On the other hand, despite Western Kenya Counties bearing the largest burden of HIV pandemic, there was no evidence that specific strains have an association of HIV even though the status is a risk factor to acquiring tuberculosis due to suppressed immune system. Despite other studies associating TB drug resistance to Beijing lineage, this study did not find any correlation between the strain and resistance. Therefore, resistance in this case could be associated to poor drug adherence, failure in prompt diagnosis, migration, poverty and increased TB/HIV cross infection [30].

Most of the M. tuberculosis isolates from the study population were clustered which may inform that a large proportion of were recent infection. Further, this could indicate that the clustered strain might be having a higher transmissibility of higher chances off progressing into disease stage immediately after transmission. There was also a sizable number of unique strains, indicating the main drivers of persistent tuberculosis in the population that undergoes latent stage before reactivation occurs. This could be the main public health change in terms of control and prevention of tuberculosis in the population. Latency affects early diagnosis and therefore management of tuberculosis.

Significant association in bivariate analysis especially age, monthly income and size of houses used by patients could be as a result of potential cofounders, this could further be explained in multivariate logistic regression adjusting for potential cofounders which showed that the above factors were not significant. Multivariate logistic regression analysis showed HIV status, alcohol use and cross border travels as having significant association with genetic clustering of tuberculosis. HIV virus is known to fight the immune system hence exposing populations to opportunistic diseases like tuberculosis. Compromised immunity could accelerate disease progression to active tuberculosis immediately after infection. Alcohol is a social drink taken bay revelers who share cups, syphons and other drinking utensils. Western Kenya is one of the leading traditional, crude and other forms of alcohol users [40] further alcohol use have been reported to increase the burden of tuberculosis [41]. Local and international travels have also been reported to increase the risk of tuberculosis transmission [42]. Emigrants globally have been reported to contribute to global distribution of tuberculosis. This has resulted to genetic diversity of M. tuberculosis strains globally [43].

Conclusion

There exist diverse strains of M. tuberculosis across the 10 counties of Western Kenya. Predominant distribution of clustered genotype as opposed to unique points due to the fact that most TB cases in this region are as a result of resent transmission other than activation of latent TB.

Recommendation

The identification of diverse Mycobacterium tuberculosis in 10 counties of Western Kenya calls for aggressive control and prevention strategies to curb mortalities associated with pulmonary tuberculosis. Spoligotyping patterns of some clinical isolates could not be matched to others reported in international database hence referred to us orphaned need to be further characterized using other molecular epidemiology tools including Mycobacterium Interspersed Repetitive Units (MIRU) or Variable Number of Tandem Repeats (VNTR) to shed more insights on their epidemiology. These orphaned strains could indicate either recent or sporadic TB infections hence the need for aggressive intervention.

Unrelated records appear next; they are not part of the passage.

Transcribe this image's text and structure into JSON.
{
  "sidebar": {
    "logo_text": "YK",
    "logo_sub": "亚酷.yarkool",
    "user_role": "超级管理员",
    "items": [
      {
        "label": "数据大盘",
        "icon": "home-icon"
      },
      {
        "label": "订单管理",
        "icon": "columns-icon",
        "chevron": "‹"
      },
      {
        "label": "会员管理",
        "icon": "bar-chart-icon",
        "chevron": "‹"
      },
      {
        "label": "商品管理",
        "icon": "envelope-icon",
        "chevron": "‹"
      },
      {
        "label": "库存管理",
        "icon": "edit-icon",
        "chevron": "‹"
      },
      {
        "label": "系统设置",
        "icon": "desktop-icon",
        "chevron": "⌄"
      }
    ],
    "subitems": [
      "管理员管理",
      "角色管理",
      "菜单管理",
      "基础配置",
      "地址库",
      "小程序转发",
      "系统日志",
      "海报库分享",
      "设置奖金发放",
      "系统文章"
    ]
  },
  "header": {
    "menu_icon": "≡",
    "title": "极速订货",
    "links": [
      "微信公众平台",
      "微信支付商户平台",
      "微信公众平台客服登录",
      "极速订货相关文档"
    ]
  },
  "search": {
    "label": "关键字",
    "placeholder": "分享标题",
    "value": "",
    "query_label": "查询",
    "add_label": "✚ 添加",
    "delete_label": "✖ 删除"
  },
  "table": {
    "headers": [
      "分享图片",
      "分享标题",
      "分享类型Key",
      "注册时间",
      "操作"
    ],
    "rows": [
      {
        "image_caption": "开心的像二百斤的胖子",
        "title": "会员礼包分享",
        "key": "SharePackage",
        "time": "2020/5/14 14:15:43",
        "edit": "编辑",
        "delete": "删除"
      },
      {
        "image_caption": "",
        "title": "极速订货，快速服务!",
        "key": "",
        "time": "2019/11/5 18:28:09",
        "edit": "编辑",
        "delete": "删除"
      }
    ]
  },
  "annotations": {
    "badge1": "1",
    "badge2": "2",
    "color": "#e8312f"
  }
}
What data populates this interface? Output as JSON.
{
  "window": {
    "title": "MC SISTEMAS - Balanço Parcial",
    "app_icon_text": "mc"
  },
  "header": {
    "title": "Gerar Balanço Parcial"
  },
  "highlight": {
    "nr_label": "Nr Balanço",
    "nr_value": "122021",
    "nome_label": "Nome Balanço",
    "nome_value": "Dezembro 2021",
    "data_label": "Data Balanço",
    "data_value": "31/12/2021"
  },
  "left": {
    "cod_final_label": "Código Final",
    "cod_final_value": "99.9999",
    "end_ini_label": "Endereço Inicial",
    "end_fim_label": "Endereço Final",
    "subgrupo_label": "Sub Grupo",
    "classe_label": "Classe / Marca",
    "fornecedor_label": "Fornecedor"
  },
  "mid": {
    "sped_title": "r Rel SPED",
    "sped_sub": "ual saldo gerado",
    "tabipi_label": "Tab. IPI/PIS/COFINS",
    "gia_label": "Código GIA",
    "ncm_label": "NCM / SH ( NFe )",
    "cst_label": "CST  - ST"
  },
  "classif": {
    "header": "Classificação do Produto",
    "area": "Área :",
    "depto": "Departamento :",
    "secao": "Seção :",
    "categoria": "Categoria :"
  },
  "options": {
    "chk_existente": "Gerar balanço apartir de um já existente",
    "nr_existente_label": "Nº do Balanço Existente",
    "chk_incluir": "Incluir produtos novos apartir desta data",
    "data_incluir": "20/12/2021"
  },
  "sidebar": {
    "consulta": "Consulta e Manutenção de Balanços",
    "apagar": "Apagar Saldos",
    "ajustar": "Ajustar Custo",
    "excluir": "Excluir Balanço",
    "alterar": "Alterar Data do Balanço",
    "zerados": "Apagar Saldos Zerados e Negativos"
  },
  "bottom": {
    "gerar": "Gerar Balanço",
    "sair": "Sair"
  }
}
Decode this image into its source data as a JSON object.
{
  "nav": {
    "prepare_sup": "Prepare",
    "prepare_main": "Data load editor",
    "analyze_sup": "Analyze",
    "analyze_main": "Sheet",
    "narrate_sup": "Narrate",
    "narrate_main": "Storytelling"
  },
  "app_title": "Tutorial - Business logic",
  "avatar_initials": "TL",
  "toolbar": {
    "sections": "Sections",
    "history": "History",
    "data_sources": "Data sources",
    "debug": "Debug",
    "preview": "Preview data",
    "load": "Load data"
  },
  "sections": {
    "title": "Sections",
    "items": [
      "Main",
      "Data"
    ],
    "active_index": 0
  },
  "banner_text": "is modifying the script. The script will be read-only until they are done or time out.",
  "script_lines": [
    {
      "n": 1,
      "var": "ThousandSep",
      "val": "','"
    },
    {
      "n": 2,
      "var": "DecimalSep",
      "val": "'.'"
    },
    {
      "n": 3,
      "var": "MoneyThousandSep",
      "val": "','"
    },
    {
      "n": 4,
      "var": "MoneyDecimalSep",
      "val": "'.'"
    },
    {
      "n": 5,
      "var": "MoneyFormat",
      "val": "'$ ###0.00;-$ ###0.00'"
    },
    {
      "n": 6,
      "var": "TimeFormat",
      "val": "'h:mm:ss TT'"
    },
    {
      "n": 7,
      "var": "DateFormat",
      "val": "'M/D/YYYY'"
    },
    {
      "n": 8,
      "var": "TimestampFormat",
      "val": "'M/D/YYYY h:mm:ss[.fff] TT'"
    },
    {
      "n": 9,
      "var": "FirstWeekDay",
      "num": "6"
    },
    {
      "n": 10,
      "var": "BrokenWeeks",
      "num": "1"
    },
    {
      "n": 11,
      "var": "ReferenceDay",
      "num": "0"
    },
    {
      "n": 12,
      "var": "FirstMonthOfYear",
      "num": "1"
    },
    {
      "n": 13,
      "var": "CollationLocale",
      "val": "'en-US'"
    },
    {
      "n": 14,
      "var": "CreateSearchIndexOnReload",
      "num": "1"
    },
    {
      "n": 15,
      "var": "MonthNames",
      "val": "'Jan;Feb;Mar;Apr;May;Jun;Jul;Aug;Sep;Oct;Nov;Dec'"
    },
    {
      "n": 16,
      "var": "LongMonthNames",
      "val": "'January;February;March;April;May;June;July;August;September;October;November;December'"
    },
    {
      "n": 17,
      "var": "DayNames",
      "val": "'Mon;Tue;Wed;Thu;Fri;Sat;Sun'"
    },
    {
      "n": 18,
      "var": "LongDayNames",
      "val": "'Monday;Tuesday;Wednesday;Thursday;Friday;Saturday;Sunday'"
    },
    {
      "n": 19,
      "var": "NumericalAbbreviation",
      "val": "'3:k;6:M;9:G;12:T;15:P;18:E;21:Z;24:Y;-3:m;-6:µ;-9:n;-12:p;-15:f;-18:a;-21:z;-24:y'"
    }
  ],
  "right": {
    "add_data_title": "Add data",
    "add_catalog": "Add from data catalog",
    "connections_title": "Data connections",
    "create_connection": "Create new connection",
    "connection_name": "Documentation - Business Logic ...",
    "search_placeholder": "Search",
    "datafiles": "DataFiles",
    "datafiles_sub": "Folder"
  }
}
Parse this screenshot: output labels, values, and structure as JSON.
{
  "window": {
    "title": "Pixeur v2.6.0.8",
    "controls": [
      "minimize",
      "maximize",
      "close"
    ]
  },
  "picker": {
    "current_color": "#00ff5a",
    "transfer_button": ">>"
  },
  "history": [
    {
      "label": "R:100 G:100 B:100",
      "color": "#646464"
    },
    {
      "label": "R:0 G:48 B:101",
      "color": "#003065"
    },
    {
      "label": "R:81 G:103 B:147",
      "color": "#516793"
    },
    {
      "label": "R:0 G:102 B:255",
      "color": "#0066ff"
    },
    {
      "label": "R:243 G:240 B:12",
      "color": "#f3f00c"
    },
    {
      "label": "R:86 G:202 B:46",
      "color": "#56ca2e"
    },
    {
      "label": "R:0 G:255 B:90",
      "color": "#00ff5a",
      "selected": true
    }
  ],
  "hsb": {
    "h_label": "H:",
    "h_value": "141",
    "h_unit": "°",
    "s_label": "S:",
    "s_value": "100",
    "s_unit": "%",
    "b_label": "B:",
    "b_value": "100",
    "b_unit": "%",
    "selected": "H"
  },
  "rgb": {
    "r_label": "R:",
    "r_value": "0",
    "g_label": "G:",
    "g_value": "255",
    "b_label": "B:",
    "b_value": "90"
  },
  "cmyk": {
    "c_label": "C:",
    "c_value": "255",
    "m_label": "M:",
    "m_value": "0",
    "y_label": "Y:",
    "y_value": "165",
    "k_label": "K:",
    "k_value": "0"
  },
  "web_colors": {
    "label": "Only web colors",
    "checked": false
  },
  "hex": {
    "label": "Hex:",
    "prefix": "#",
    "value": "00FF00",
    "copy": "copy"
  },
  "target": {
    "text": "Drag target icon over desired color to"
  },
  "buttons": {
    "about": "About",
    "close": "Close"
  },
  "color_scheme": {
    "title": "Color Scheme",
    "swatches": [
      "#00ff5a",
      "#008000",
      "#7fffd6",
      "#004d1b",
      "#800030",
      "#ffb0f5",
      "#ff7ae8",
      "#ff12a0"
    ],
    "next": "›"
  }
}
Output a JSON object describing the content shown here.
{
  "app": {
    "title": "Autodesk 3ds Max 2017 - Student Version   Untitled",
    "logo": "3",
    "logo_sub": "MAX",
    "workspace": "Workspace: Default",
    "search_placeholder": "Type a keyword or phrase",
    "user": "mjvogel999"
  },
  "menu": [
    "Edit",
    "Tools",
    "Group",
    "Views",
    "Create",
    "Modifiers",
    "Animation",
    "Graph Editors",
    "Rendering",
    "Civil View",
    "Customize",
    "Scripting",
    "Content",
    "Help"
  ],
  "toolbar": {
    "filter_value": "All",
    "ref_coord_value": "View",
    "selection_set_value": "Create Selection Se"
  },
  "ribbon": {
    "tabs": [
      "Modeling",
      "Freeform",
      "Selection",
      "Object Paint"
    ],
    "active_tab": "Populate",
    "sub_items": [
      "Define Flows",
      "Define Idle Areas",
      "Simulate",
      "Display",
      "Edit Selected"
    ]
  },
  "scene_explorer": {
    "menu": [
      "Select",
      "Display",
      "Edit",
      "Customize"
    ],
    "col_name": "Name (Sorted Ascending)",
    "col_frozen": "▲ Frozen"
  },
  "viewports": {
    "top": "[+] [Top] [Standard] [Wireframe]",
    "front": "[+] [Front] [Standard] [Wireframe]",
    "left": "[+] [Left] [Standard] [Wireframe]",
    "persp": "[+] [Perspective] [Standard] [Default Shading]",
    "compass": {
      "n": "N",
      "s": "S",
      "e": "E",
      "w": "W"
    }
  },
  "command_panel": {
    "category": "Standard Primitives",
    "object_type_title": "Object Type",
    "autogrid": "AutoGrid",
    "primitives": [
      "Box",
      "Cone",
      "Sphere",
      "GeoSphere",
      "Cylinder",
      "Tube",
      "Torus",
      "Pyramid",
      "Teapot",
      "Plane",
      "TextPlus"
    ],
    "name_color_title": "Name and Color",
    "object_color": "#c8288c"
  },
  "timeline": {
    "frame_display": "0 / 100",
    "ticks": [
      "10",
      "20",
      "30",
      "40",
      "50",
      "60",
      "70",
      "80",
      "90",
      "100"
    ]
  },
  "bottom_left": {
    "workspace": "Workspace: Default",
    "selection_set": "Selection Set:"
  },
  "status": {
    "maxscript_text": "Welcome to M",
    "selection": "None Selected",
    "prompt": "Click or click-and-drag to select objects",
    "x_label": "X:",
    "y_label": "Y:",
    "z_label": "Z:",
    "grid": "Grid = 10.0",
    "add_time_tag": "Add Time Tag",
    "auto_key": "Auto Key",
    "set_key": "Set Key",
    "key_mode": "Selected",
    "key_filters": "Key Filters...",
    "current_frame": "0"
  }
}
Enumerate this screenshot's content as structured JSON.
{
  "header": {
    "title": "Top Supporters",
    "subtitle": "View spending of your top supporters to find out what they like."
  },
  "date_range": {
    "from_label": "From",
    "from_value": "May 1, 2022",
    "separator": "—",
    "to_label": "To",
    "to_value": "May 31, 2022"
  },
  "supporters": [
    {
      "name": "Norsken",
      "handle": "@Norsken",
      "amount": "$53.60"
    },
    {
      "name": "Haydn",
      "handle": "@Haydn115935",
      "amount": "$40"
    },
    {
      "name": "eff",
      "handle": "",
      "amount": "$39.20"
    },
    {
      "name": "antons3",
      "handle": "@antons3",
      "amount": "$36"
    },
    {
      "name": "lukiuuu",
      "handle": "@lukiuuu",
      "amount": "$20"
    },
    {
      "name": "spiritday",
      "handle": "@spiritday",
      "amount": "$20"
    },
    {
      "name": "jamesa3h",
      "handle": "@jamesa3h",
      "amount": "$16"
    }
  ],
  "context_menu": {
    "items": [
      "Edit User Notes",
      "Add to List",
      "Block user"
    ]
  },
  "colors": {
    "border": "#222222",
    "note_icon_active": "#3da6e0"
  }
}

Strength and limitation of the study

The study has demonstrated the existence of genetic diversity of M. tuberculosis circulating in Western Kenya population. Further we have demonstrated the existence of fast progressing pathogens to full blown disease stage and those that undergo latency through M tuberculosis cluster analysis. Additionally, the study has identified potential risk factors that are likely to be the drivers of tuberculosis in Western Kenya. However, we were unable to further characterize the orphaned strains through other available genotypic characterization tools to strengthen our findings.